First steel has been cut for Statoil’s Johan Sverdrup drilling platform for the North Sea, marking a major milestone for the firm’s flagship development.
A ceremony to mark the start of the construction took place at Aibel’s yard in Haugesund, Norway today.
“Aibel won the contract for the construction of the drilling platform about one year ago. Following an extensive planning and engineering process it feels good to start the construction of the first of four topside structures for the Johan Sverdrup project”, explained Kjetel Digre, Statoil’s senior vice president for the Johan Sverdrup project.
More than 14,000 people are involved in the Johan Sverdrup project on a daily basis in 2016, 1,000 of them working for Aibel in Norway.
Digre added: “We now see the effect of Norwegian industry being competitive, winning most of the principal contracts and equipment deliveries for Johan Sverdrup.
“We are dependent on all of these people to successfully deliver the project on time, to the required quality, and above all, without any HSE incidents,” Digre says.
The construction contract for the Johan Sverdrup drilling platform was awarded to Aibel in February 2015.
The topside engineering work is being performed in Aibel’s Asker office, where Statoil’s project team is located.
The 22 500-tonne topsides will consist of three modules, one of which will be built at the yard in Haugesund, one at the Deeline yard in Thailand, and one at Nymo’s yard in Grimstad.
The modules will be assembled at Aibel’s yard in Haugesund in the autumn of 2017, before the platform is installed on the field in 2018.

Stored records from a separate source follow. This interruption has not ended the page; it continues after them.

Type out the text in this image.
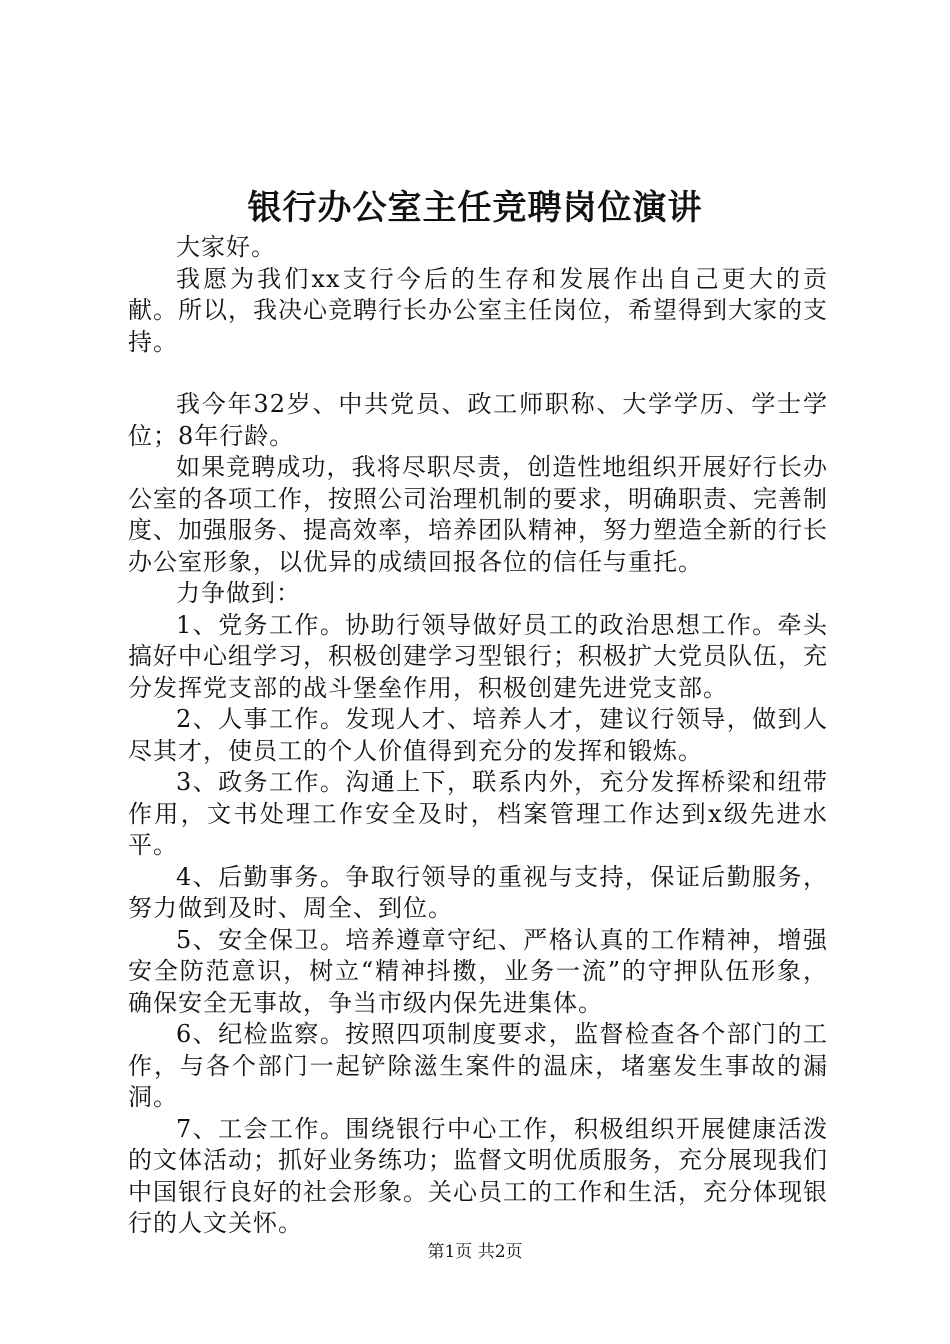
银行办公室主任竞聘岗位演讲

大家好。

我愿为我们xx支行今后的生存和发展作出自己更大的贡献。所以，我决心竞聘行长办公室主任岗位，希望得到大家的支持。

我今年32岁、中共党员、政工师职称、大学学历、学士学位；8年行龄。

如果竞聘成功，我将尽职尽责，创造性地组织开展好行长办公室的各项工作，按照公司治理机制的要求，明确职责、完善制度、加强服务、提高效率，培养团队精神，努力塑造全新的行长办公室形象，以优异的成绩回报各位的信任与重托。

力争做到：

1、党务工作。协助行领导做好员工的政治思想工作。牵头搞好中心组学习，积极创建学习型银行；积极扩大党员队伍，充分发挥党支部的战斗堡垒作用，积极创建先进党支部。

2、人事工作。发现人才、培养人才，建议行领导，做到人尽其才，使员工的个人价值得到充分的发挥和锻炼。

3、政务工作。沟通上下，联系内外，充分发挥桥梁和纽带作用，文书处理工作安全及时，档案管理工作达到x级先进水平。

4、后勤事务。争取行领导的重视与支持，保证后勤服务，努力做到及时、周全、到位。

5、安全保卫。培养遵章守纪、严格认真的工作精神，增强安全防范意识，树立“精神抖擞，业务一流”的守押队伍形象，确保安全无事故，争当市级内保先进集体。

6、纪检监察。按照四项制度要求，监督检查各个部门的工作，与各个部门一起铲除滋生案件的温床，堵塞发生事故的漏洞。

7、工会工作。围绕银行中心工作，积极组织开展健康活泼的文体活动；抓好业务练功；监督文明优质服务，充分展现我们中国银行良好的社会形象。关心员工的工作和生活，充分体现银行的人文关怀。

第1页 共2页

The pre-drilling templates were installed on the field last summer. The Deepsea Atlantic semi-submersible will start pre-drilling wells on the field in March 2016.
“The most complex platform on the Johan Sverdrup field, the drilling platform will come on stream at the end of 2018. We will then start phasing in the pre-drilled wells before production from the field commences at the end of 2019,” Digre says.
tatoil said that costs for the first phase of the development has been reduced by 12%.
“We are on track in the project, and have seen a positive cost development. This is still in an early stage of the project implementation: What matters now is to maintain focus throughout the process,” Digre added.